In 2014, the world’s peak body for assessing climate science – the Intergovernmental Panel on Climate Change – began using four scenarios called Representative Concentration Pathways (RCPs). These four big picture climate scenarios are based on what actions humanity does or doesn’t take. They comprise:
rapid climate action, low emissions (RCP 2.6)
two scenarios of some action and medium emissions (RCP 4.5 and 6.0)
no action, high emissions (RCP 8.5).
The numbers refer to how many more watts of heat strike each square metre of the planet.
Of these four, only the RCP 2.6 scenario is compatible with the Paris Agreement’s goal of holding climate change well under 2˚C.
But Earth is tracking towards somewhere between RCP 2.6 and 4.5, which would translate to about 2.7°C of warming by 2100.
IPCC experts also developed five pathways of possible social, economic and political futures to complement the four scenarios.
Of these pathways, we are tracking closest to a middle of the road scenario where development remains uneven, the intensity of resource and energy use declines, and population growth levels off.
While effective, these scenarios are now more than a decade old and need to be updated. In response, my colleagues and I produced the One Earth Climate Model to outline rapid pathways to decarbonise. We set an ambitious carbon budget of 450 gigatonnes of CO₂ before reaching net zero – a pathway even more ambitious than the RCP 2.6.
The US, European Union and China together represent about 28% of the global population, but are responsible for 56% of historic emissions (926 gigatonnes) . The pathways compatible with 1.5°C give them a remaining carbon budget of 243 Gt CO₂. China would require the largest carbon budget to reach decarbonisation.
For this to happen, by 2050, the world would have to be 100% powered by clean sources and phase out fossil fuel use. This would limit global warming to around 1.5°C, with a certainty of just over 50%. We would also have to end deforestation within the same timeframe.
Emissions peak – are we there yet?
Emissions of carbon dioxide and other greenhouse gases have still not plateaued, despite sharply increasing renewable electricity generation, battery storage and lower-cost electric vehicles.
But there has been real progress. The EU says its emissions fell by 8.3% in 2023 compared to 2022. Europe’s net emissions are now 37% below 1990 levels, while the region’s GDP grew 68% over the same period. The EU remains on track to reach its goal of reducing emissions by at least 55% by 2030.
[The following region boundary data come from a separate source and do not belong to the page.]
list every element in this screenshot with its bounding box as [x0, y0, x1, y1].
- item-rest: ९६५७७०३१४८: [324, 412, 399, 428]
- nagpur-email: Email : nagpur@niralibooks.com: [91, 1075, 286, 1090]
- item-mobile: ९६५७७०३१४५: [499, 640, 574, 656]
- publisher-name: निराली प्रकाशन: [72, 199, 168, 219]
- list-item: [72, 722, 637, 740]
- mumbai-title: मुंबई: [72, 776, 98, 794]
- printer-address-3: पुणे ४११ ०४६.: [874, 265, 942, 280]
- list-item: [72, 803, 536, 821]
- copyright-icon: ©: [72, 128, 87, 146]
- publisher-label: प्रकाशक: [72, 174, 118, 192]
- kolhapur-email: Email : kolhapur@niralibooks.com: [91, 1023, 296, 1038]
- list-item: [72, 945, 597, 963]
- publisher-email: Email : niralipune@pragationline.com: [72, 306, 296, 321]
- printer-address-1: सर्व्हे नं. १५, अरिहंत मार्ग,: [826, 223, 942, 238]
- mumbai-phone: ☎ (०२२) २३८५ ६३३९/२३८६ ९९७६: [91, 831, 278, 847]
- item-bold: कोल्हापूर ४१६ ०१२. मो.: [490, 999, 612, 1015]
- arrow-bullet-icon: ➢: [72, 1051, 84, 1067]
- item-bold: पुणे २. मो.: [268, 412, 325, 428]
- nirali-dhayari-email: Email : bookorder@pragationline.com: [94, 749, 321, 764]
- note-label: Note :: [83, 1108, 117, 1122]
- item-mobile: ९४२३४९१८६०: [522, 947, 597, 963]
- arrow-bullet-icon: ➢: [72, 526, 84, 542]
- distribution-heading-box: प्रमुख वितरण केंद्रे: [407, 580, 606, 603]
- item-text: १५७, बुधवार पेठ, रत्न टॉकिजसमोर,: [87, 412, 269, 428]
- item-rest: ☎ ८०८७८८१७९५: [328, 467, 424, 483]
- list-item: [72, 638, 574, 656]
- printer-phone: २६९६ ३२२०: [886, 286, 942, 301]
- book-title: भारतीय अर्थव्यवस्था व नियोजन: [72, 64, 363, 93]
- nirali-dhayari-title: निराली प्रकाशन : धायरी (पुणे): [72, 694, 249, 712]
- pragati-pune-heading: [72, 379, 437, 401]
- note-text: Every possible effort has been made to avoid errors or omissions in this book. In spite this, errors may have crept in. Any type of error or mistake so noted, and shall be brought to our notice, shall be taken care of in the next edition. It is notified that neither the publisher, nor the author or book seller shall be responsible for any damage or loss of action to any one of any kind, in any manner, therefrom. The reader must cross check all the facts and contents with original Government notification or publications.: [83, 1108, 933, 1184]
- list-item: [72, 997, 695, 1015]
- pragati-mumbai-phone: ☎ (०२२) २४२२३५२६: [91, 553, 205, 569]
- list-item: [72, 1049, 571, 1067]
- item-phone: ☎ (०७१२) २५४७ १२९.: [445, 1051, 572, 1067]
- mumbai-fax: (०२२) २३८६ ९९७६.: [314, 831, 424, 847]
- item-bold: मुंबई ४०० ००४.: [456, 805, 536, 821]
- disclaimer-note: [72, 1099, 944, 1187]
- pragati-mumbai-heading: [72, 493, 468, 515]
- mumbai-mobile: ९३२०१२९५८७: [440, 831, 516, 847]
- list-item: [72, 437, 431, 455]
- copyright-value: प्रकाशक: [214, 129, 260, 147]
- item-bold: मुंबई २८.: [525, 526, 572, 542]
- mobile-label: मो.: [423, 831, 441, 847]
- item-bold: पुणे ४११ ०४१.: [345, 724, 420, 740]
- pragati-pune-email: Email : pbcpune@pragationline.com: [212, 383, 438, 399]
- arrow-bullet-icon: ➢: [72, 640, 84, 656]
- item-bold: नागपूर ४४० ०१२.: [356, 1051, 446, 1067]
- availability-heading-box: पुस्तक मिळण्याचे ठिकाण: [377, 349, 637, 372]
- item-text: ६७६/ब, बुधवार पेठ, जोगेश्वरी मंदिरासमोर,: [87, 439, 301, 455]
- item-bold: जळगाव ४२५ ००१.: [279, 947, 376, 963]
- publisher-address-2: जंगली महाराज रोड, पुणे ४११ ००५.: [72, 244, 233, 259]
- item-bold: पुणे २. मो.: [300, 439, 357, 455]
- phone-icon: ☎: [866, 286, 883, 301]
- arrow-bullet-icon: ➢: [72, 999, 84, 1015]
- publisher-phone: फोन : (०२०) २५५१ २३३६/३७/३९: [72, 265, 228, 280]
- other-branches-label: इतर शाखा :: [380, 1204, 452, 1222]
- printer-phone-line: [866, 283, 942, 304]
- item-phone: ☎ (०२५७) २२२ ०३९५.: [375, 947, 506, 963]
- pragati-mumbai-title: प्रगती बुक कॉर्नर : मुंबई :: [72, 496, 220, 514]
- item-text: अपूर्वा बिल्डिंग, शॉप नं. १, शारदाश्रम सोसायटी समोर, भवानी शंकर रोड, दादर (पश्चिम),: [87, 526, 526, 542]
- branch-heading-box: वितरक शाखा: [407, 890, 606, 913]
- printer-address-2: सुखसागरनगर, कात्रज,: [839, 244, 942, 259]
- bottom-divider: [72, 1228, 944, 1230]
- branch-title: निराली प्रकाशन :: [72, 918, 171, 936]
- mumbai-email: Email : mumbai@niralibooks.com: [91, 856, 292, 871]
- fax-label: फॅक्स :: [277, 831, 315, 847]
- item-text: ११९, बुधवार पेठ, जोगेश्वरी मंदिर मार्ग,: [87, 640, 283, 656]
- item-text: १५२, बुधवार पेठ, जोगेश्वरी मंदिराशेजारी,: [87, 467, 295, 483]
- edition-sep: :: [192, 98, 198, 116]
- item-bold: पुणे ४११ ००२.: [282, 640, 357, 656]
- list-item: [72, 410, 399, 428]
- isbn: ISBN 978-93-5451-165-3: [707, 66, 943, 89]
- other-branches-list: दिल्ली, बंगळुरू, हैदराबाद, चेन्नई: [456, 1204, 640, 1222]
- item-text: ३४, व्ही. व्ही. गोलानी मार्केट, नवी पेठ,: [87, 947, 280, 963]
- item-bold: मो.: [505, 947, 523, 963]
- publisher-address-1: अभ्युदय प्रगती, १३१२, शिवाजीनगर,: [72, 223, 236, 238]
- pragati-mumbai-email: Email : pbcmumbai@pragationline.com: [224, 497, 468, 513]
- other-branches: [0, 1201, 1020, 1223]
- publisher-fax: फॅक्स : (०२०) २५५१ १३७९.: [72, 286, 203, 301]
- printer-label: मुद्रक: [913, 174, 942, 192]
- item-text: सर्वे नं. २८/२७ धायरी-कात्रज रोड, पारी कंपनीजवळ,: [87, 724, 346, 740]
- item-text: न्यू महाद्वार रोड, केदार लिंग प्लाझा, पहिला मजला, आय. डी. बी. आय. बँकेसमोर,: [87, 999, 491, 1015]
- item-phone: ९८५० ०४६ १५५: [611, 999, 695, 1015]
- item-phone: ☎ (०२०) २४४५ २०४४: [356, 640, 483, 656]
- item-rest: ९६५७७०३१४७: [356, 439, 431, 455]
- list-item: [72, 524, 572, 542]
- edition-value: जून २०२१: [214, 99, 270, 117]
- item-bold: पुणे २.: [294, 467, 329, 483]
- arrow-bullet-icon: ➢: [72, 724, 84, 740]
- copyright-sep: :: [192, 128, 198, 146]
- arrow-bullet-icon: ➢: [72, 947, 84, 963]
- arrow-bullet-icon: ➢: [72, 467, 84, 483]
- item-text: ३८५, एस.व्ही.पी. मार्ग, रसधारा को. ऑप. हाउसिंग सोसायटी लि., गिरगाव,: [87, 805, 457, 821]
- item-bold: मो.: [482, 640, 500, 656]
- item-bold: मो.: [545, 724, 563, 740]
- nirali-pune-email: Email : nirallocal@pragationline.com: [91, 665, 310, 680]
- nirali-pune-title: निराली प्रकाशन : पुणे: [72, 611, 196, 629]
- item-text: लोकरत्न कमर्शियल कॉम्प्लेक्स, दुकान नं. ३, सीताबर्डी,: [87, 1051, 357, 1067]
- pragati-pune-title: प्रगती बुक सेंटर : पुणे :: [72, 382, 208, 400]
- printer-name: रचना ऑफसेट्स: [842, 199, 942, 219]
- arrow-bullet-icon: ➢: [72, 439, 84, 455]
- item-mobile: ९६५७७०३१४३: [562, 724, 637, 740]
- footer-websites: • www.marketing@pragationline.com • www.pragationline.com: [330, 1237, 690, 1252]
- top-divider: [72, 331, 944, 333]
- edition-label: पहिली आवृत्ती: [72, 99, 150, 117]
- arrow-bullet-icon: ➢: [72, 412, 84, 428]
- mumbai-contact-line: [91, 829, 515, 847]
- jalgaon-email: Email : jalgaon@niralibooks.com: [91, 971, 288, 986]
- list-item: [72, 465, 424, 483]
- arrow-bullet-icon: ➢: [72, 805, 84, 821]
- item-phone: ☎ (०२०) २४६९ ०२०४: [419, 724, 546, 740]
Australia’s emissions fell by 0.6% last year. The country is now 28.2% below June 2005 levels, which is the baseline set for its Paris Agreement goal of a 43% reduction by 2030.
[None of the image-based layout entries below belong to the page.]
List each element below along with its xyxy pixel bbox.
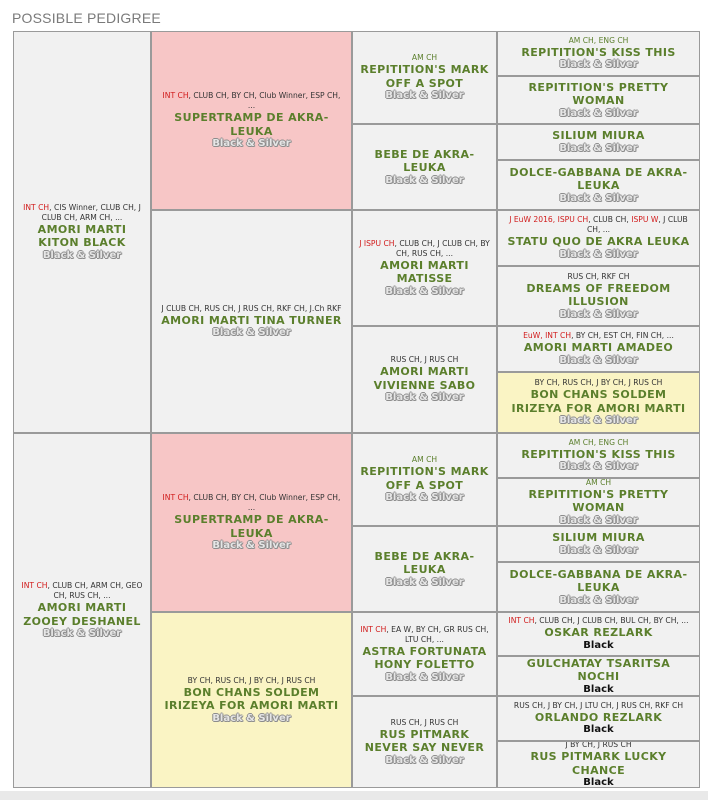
titles: INT CH, EA W, BY CH, GR RUS CH, LTU CH, ... [360,624,489,644]
coat-color: Black & Silver [42,628,122,639]
gen3-cell-6[interactable] [352,526,497,612]
gen4-cell-5[interactable] [497,210,700,266]
gen4-cell-11[interactable] [497,526,700,562]
dog-name[interactable]: ORLANDO REZLARK [534,710,663,724]
gen4-cell-9[interactable] [497,433,700,478]
dam-cell[interactable] [13,433,151,788]
coat-color: Black & Silver [42,249,122,261]
gen4-cell-4[interactable] [497,160,700,210]
coat-color: Black & Silver [385,492,464,503]
dog-name[interactable]: BEBE DE AKRA-LEUKA [374,147,475,174]
coat-color: Black & Silver [212,712,291,724]
dog-name[interactable]: REPITITION'S PRETTY WOMAN [528,487,669,514]
gen4-cell-12[interactable] [497,562,700,612]
titles: J ISPU CH, CLUB CH, J CLUB CH, BY CH, RUS CH, ... [359,238,490,258]
gen4-cell-14[interactable] [497,656,700,696]
gen3-cell-1[interactable] [352,31,497,124]
coat-color: Black & Silver [385,174,464,186]
gen4-cell-16[interactable] [497,741,700,788]
gen3-cell-4[interactable] [352,326,497,433]
coat-color: Black & Silver [559,544,638,556]
gen4-cell-1[interactable] [497,31,700,76]
dog-name[interactable]: SUPERTRAMP DE AKRA-LEUKA [174,111,329,138]
coat-color: Black & Silver [212,540,291,551]
gen3-cell-7[interactable] [352,612,497,696]
titles: AM CH, ENG CH [568,35,629,45]
gen4-cell-10[interactable] [497,478,700,526]
dog-name[interactable]: REPITITION'S MARK OFF A SPOT [360,63,489,90]
coat-color: Black & Silver [559,594,638,606]
titles: INT CH, CIS Winner, CLUB CH, J CLUB CH, ARM CH, ... [23,202,141,222]
coat-color: Black [583,639,614,651]
titles: J BY CH, J RUS CH [565,741,632,749]
titles: INT CH, CLUB CH, BY CH, Club Winner, ESP CH, ... [162,91,341,110]
dog-name[interactable]: REPITITION'S PRETTY WOMAN [528,80,669,107]
dog-name[interactable]: REPITITION'S KISS THIS [521,45,676,59]
coat-color: Black & Silver [559,415,638,426]
coat-color: Black & Silver [385,671,464,683]
gen3-cell-5[interactable] [352,433,497,526]
coat-color: Black & Silver [559,354,638,366]
dog-name[interactable]: REPITITION'S KISS THIS [521,447,676,461]
titles: J CLUB CH, RUS CH, J RUS CH, RKF CH, J.Ch RKF [161,303,342,313]
titles: BY CH, RUS CH, J BY CH, J RUS CH [534,378,663,387]
dog-name[interactable]: BEBE DE AKRA-LEUKA [374,549,475,576]
gen4-cell-13[interactable] [497,612,700,656]
sire-sire-cell[interactable] [151,31,352,210]
dog-name[interactable]: SUPERTRAMP DE AKRA-LEUKA [174,513,329,540]
gen4-cell-3[interactable] [497,124,700,160]
coat-color: Black & Silver [385,392,464,403]
dog-name[interactable]: RUS PITMARK NEVER SAY NEVER [364,727,485,754]
titles: INT CH, CLUB CH, BY CH, Club Winner, ESP CH, ... [162,493,341,512]
dog-name[interactable]: AMORI MARTI AMADEO [523,341,674,355]
dog-name[interactable]: DREAMS OF FREEDOM ILLUSION [526,281,671,308]
coat-color: Black & Silver [212,327,291,339]
dog-name[interactable]: RUS PITMARK LUCKY CHANCE [530,750,667,777]
titles: J EuW 2016, ISPU CH, CLUB CH, ISPU W, J CLUB CH, ... [509,215,688,235]
titles: RUS CH, RKF CH [567,271,630,281]
gen4-cell-6[interactable] [497,266,700,326]
dog-name[interactable]: STATU QUO DE AKRA LEUKA [507,235,690,249]
dam-sire-cell[interactable] [151,433,352,612]
titles: RUS CH, J RUS CH [390,717,459,727]
coat-color: Black [583,724,614,736]
dog-name[interactable]: AMORI MARTI ZOOEY DESHANEL [23,601,141,628]
dog-name[interactable]: ASTRA FORTUNATA HONY FOLETTO [362,644,487,671]
dog-name[interactable]: SILIUM MIURA [552,531,645,545]
coat-color: Black & Silver [385,285,464,297]
coat-color: Black & Silver [212,138,291,149]
dog-name[interactable]: GULCHATAY TSARITSA NOCHI [526,656,671,683]
coat-color: Black [583,683,614,695]
sire-dam-cell[interactable] [151,210,352,433]
dog-name[interactable]: DOLCE-GABBANA DE AKRA-LEUKA [509,567,688,594]
coat-color: Black & Silver [385,576,464,588]
page-title: POSSIBLE PEDIGREE [12,10,161,26]
dog-name[interactable]: AMORI MARTI VIVIENNE SABO [373,365,476,392]
dog-name[interactable]: BON CHANS SOLDEM IRIZEYA FOR AMORI MARTI [511,388,686,415]
gen4-cell-8[interactable] [497,372,700,433]
coat-color: Black [583,777,614,788]
coat-color: Black & Silver [385,90,464,101]
coat-color: Black & Silver [559,248,638,260]
coat-color: Black & Silver [559,514,638,526]
dog-name[interactable]: DOLCE-GABBANA DE AKRA-LEUKA [509,165,688,192]
gen4-cell-15[interactable] [497,696,700,741]
coat-color: Black & Silver [559,59,638,71]
titles: BY CH, RUS CH, J BY CH, J RUS CH [187,675,316,685]
dam-dam-cell[interactable] [151,612,352,788]
dog-name[interactable]: OSKAR REZLARK [544,626,653,640]
gen3-cell-3[interactable] [352,210,497,326]
dog-name[interactable]: AMORI MARTI TINA TURNER [161,313,342,327]
dog-name[interactable]: REPITITION'S MARK OFF A SPOT [360,465,489,492]
titles: AM CH, ENG CH [568,437,629,447]
titles: AM CH [411,53,438,62]
coat-color: Black & Silver [559,461,638,473]
coat-color: Black & Silver [559,107,638,119]
titles: RUS CH, J BY CH, J LTU CH, J RUS CH, RKF CH [513,700,684,710]
titles: RUS CH, J RUS CH [390,355,459,364]
gen4-cell-7[interactable] [497,326,700,372]
gen3-cell-2[interactable] [352,124,497,210]
sire-cell[interactable] [13,31,151,433]
coat-color: Black & Silver [559,142,638,154]
dog-name[interactable]: AMORI MARTI MATISSE [380,258,469,285]
titles: AM CH [411,455,438,464]
titles: AM CH [585,478,612,487]
titles: EuW, INT CH, BY CH, EST CH, FIN CH, ... [523,331,674,341]
coat-color: Black & Silver [559,192,638,204]
dog-name[interactable]: AMORI MARTI KITON BLACK [37,222,127,249]
titles: INT CH, CLUB CH, ARM CH, GEO CH, RUS CH, ... [21,581,143,600]
gen4-cell-2[interactable] [497,76,700,124]
coat-color: Black & Silver [385,754,464,766]
dog-name[interactable]: SILIUM MIURA [552,129,645,143]
gen3-cell-8[interactable] [352,696,497,788]
titles: INT CH, CLUB CH, J CLUB CH, BUL CH, BY CH, ... [508,616,689,626]
coat-color: Black & Silver [559,308,638,320]
horizontal-scrollbar[interactable] [0,791,708,800]
dog-name[interactable]: BON CHANS SOLDEM IRIZEYA FOR AMORI MARTI [164,685,339,712]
In the US, emissions are still below pre-pandemic levels and remain about 20% below 2005 levels. Since peaking in 2004, US emissions have trended downward.
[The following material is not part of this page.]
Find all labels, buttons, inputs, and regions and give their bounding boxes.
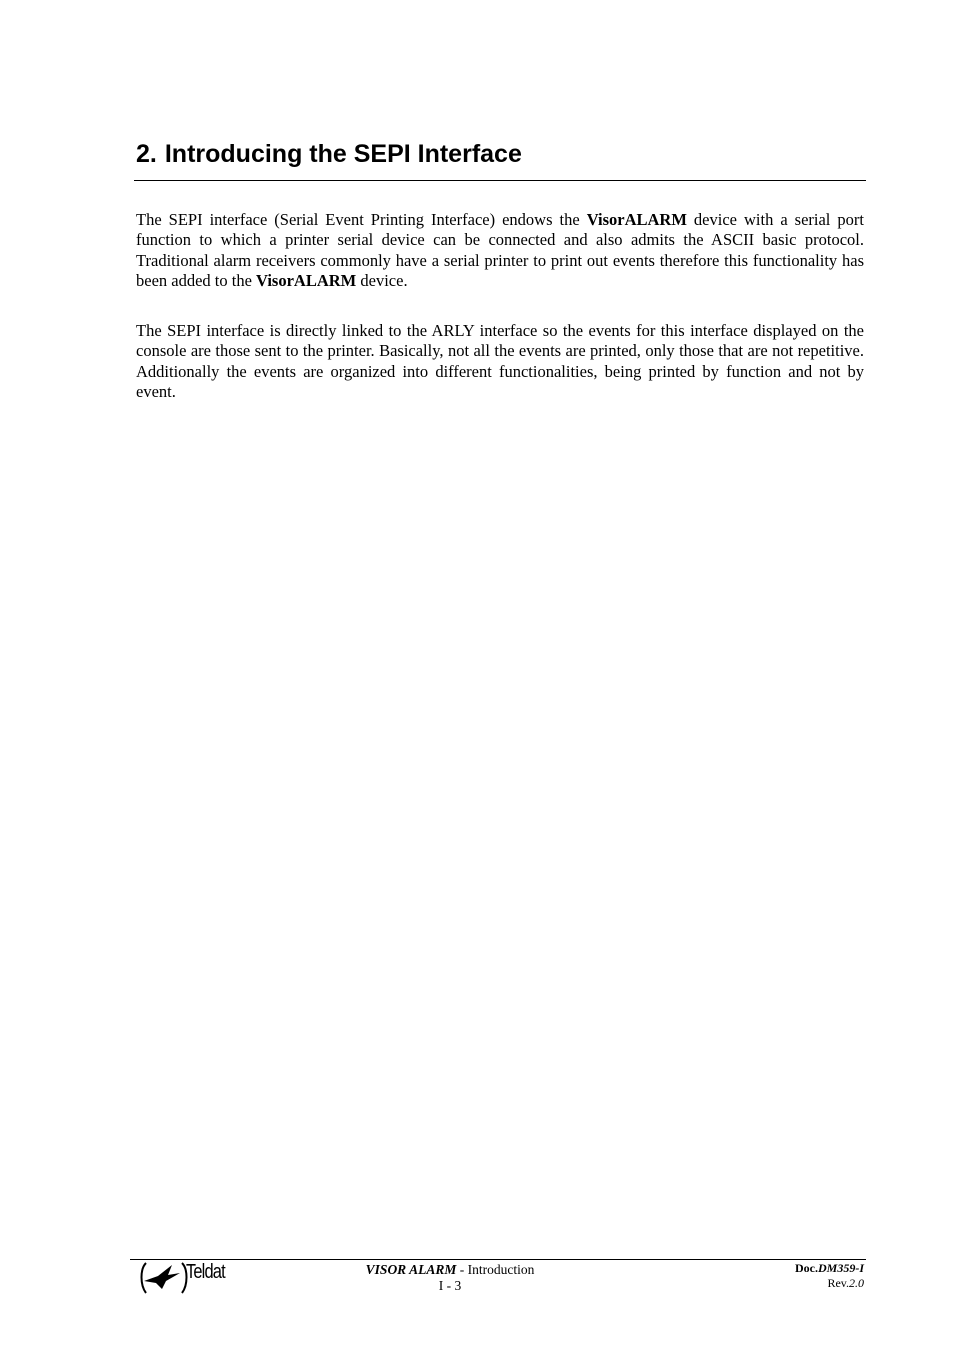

The world’s largest emitter, China, is finally cutting its emissions. Huge growth in renewables has now led to the first emissions drop on record, despite surging demand for power. This is good news. For years, China’s domestic emissions remained high despite its leading role in solar, wind, EVs and battery technology.
China produces almost one-third (31%) of the world’s energy-related carbon emissions – not least because it is the workshop of the world. Every cut China makes will have a major global effect.
According to the IPCC, limiting warming to around 1.5°C requires global emissions to peak before 2025 at the latest. It now looks like the peak may occur this year.
Despite daily negative news, the decarbonisation train has left the station. In 2024, renewables accounted for more than 90% of growth in electricity production globally. Electric vehicles became cost competitive, while heat pumps are developing fast and solar is on a winning streak.
So, is it too late to save the climate? No. The technologies we need are finally cheap enough. The sooner we stop climate change from worsening, the more disasters, famine and death we avert. We might not manage 1.5°C or even 2°C, but every tenth of a degree counts. The faster we make the shift, the better our climate future.